The UK government has branded its contract with benefits testing firm Atos as a "mess".
But Mike Penning, Minister of State of Disabled People, ruled out terminating the French healthcare company's agreement with the Department for Work and Pensions and blamed the previous Labour government on the situation.
"Since this administration came into power we have been warning Atos to improve their situation and improve its service," Penning told the House of Commons.
He added: "We are coming to agreements with them to make sure that has been done – some of which have not come into fruition.
"But it is absolutely wrong that if we terminate [the agreement] as the opposition has said, the financial consequence of that [move] would fall on the taxpayer not on Atos."
The minister also criticised the IT company for disclosing that it is seeking to withdraw early from its government contract - assessing whether benefits claimants are fit to work or not - which is due to run to August 2015.
"Whilst we have seen some improvements with Atos quality, we are still in ongoing commercial discussions," Penning said.
"And, unlike Atos, we respect commercial confidentiality. It is important we get the procurement right, unlike the previous administration, which is why we are in this mess today."

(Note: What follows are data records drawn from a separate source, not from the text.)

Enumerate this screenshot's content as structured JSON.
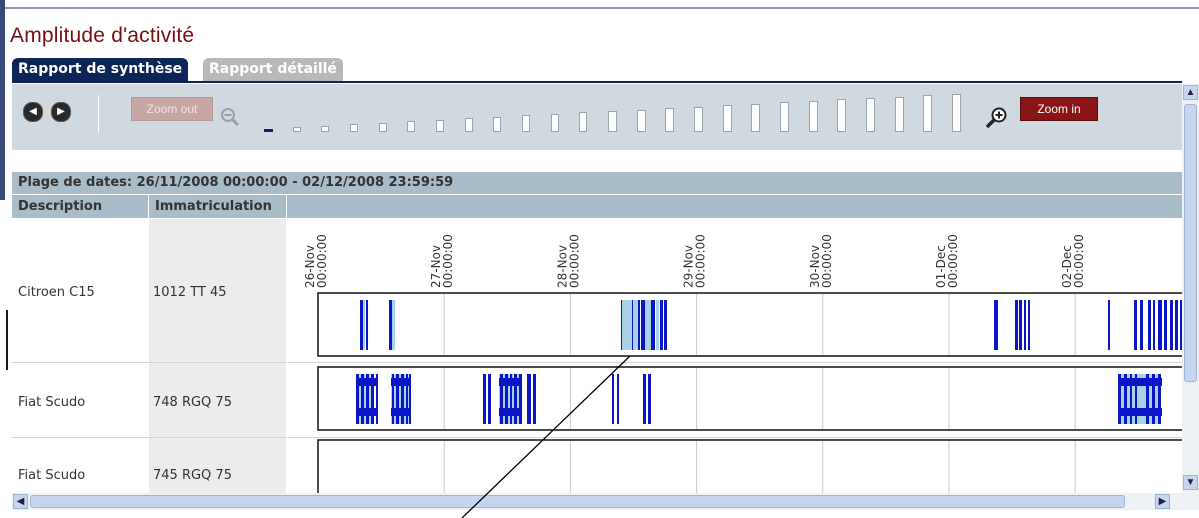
{
  "page": {
    "title": "Amplitude d'activité"
  },
  "tabs": [
    {
      "label": "Rapport de synthèse",
      "active": true
    },
    {
      "label": "Rapport détaillé",
      "active": false
    }
  ],
  "toolbar": {
    "prev_icon": "triangle-left",
    "next_icon": "triangle-right",
    "zoom_out_label": "Zoom out",
    "zoom_in_label": "Zoom in",
    "zoom_levels": 25,
    "selected_zoom_level": 1
  },
  "grid": {
    "date_range": "Plage de dates: 26/11/2008 00:00:00 - 02/12/2008 23:59:59",
    "columns": [
      "Description",
      "Immatriculation"
    ],
    "timeline_ticks": [
      {
        "date": "26-Nov",
        "time": "00:00:00"
      },
      {
        "date": "27-Nov",
        "time": "00:00:00"
      },
      {
        "date": "28-Nov",
        "time": "00:00:00"
      },
      {
        "date": "29-Nov",
        "time": "00:00:00"
      },
      {
        "date": "30-Nov",
        "time": "00:00:00"
      },
      {
        "date": "01-Dec",
        "time": "00:00:00"
      },
      {
        "date": "02-Dec",
        "time": "00:00:00"
      }
    ],
    "rows": [
      {
        "description": "Citroen C15",
        "registration": "1012 TT 45"
      },
      {
        "description": "Fiat Scudo",
        "registration": "748 RGQ 75"
      },
      {
        "description": "Fiat Scudo",
        "registration": "745 RGQ 75"
      }
    ]
  },
  "colors": {
    "title": "#7a0f12",
    "tab_active": "#0c2456",
    "activity_dark": "#0a16c8",
    "activity_light": "#a8d2e6",
    "header_bg": "#a9bcc9"
  }
}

Anyone claiming Employment and Support Allowance (ESA) will have a Work Capability Assessment (WCA) to assess their capability for work.

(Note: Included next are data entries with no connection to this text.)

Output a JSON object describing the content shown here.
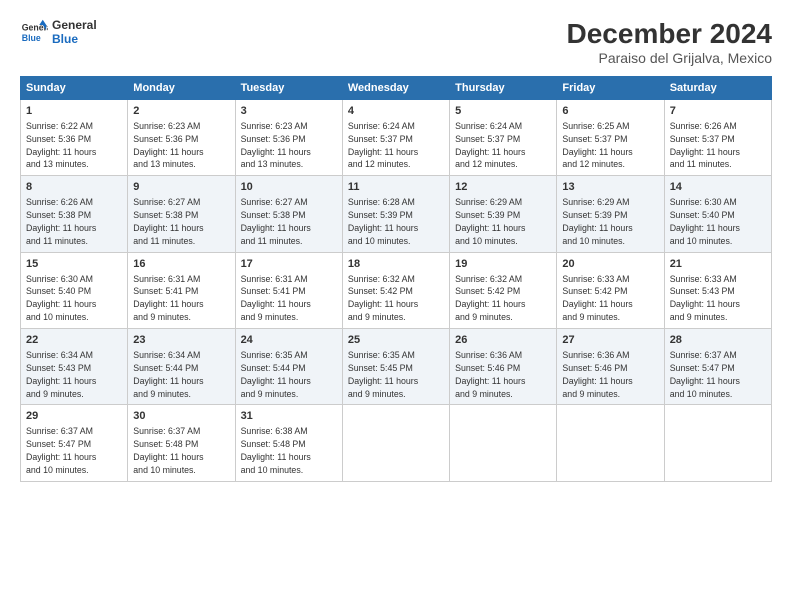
{
  "logo": {
    "line1": "General",
    "line2": "Blue"
  },
  "title": "December 2024",
  "subtitle": "Paraiso del Grijalva, Mexico",
  "days_of_week": [
    "Sunday",
    "Monday",
    "Tuesday",
    "Wednesday",
    "Thursday",
    "Friday",
    "Saturday"
  ],
  "weeks": [
    [
      {
        "day": "1",
        "sunrise": "6:22 AM",
        "sunset": "5:36 PM",
        "daylight": "11 hours and 13 minutes."
      },
      {
        "day": "2",
        "sunrise": "6:23 AM",
        "sunset": "5:36 PM",
        "daylight": "11 hours and 13 minutes."
      },
      {
        "day": "3",
        "sunrise": "6:23 AM",
        "sunset": "5:36 PM",
        "daylight": "11 hours and 13 minutes."
      },
      {
        "day": "4",
        "sunrise": "6:24 AM",
        "sunset": "5:37 PM",
        "daylight": "11 hours and 12 minutes."
      },
      {
        "day": "5",
        "sunrise": "6:24 AM",
        "sunset": "5:37 PM",
        "daylight": "11 hours and 12 minutes."
      },
      {
        "day": "6",
        "sunrise": "6:25 AM",
        "sunset": "5:37 PM",
        "daylight": "11 hours and 12 minutes."
      },
      {
        "day": "7",
        "sunrise": "6:26 AM",
        "sunset": "5:37 PM",
        "daylight": "11 hours and 11 minutes."
      }
    ],
    [
      {
        "day": "8",
        "sunrise": "6:26 AM",
        "sunset": "5:38 PM",
        "daylight": "11 hours and 11 minutes."
      },
      {
        "day": "9",
        "sunrise": "6:27 AM",
        "sunset": "5:38 PM",
        "daylight": "11 hours and 11 minutes."
      },
      {
        "day": "10",
        "sunrise": "6:27 AM",
        "sunset": "5:38 PM",
        "daylight": "11 hours and 11 minutes."
      },
      {
        "day": "11",
        "sunrise": "6:28 AM",
        "sunset": "5:39 PM",
        "daylight": "11 hours and 10 minutes."
      },
      {
        "day": "12",
        "sunrise": "6:29 AM",
        "sunset": "5:39 PM",
        "daylight": "11 hours and 10 minutes."
      },
      {
        "day": "13",
        "sunrise": "6:29 AM",
        "sunset": "5:39 PM",
        "daylight": "11 hours and 10 minutes."
      },
      {
        "day": "14",
        "sunrise": "6:30 AM",
        "sunset": "5:40 PM",
        "daylight": "11 hours and 10 minutes."
      }
    ],
    [
      {
        "day": "15",
        "sunrise": "6:30 AM",
        "sunset": "5:40 PM",
        "daylight": "11 hours and 10 minutes."
      },
      {
        "day": "16",
        "sunrise": "6:31 AM",
        "sunset": "5:41 PM",
        "daylight": "11 hours and 9 minutes."
      },
      {
        "day": "17",
        "sunrise": "6:31 AM",
        "sunset": "5:41 PM",
        "daylight": "11 hours and 9 minutes."
      },
      {
        "day": "18",
        "sunrise": "6:32 AM",
        "sunset": "5:42 PM",
        "daylight": "11 hours and 9 minutes."
      },
      {
        "day": "19",
        "sunrise": "6:32 AM",
        "sunset": "5:42 PM",
        "daylight": "11 hours and 9 minutes."
      },
      {
        "day": "20",
        "sunrise": "6:33 AM",
        "sunset": "5:42 PM",
        "daylight": "11 hours and 9 minutes."
      },
      {
        "day": "21",
        "sunrise": "6:33 AM",
        "sunset": "5:43 PM",
        "daylight": "11 hours and 9 minutes."
      }
    ],
    [
      {
        "day": "22",
        "sunrise": "6:34 AM",
        "sunset": "5:43 PM",
        "daylight": "11 hours and 9 minutes."
      },
      {
        "day": "23",
        "sunrise": "6:34 AM",
        "sunset": "5:44 PM",
        "daylight": "11 hours and 9 minutes."
      },
      {
        "day": "24",
        "sunrise": "6:35 AM",
        "sunset": "5:44 PM",
        "daylight": "11 hours and 9 minutes."
      },
      {
        "day": "25",
        "sunrise": "6:35 AM",
        "sunset": "5:45 PM",
        "daylight": "11 hours and 9 minutes."
      },
      {
        "day": "26",
        "sunrise": "6:36 AM",
        "sunset": "5:46 PM",
        "daylight": "11 hours and 9 minutes."
      },
      {
        "day": "27",
        "sunrise": "6:36 AM",
        "sunset": "5:46 PM",
        "daylight": "11 hours and 9 minutes."
      },
      {
        "day": "28",
        "sunrise": "6:37 AM",
        "sunset": "5:47 PM",
        "daylight": "11 hours and 10 minutes."
      }
    ],
    [
      {
        "day": "29",
        "sunrise": "6:37 AM",
        "sunset": "5:47 PM",
        "daylight": "11 hours and 10 minutes."
      },
      {
        "day": "30",
        "sunrise": "6:37 AM",
        "sunset": "5:48 PM",
        "daylight": "11 hours and 10 minutes."
      },
      {
        "day": "31",
        "sunrise": "6:38 AM",
        "sunset": "5:48 PM",
        "daylight": "11 hours and 10 minutes."
      },
      null,
      null,
      null,
      null
    ]
  ],
  "labels": {
    "sunrise": "Sunrise:",
    "sunset": "Sunset:",
    "daylight": "Daylight:"
  }
}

The controversial tests were introduced in 2008.
The government said between October 2010 and spring 2014 anyone receiving Incapacity Benefit, Severe Disablement Allowance and Income Support paid on the grounds of illness or disability will also have a WCA.
"Despite on-going discussions, we will not walk away from a front-line service," said an Atos Healthcare spokesperson.
"Our total focus remains on delivering the services we are contracted to provide in a professional and compassionate way until a new service begins."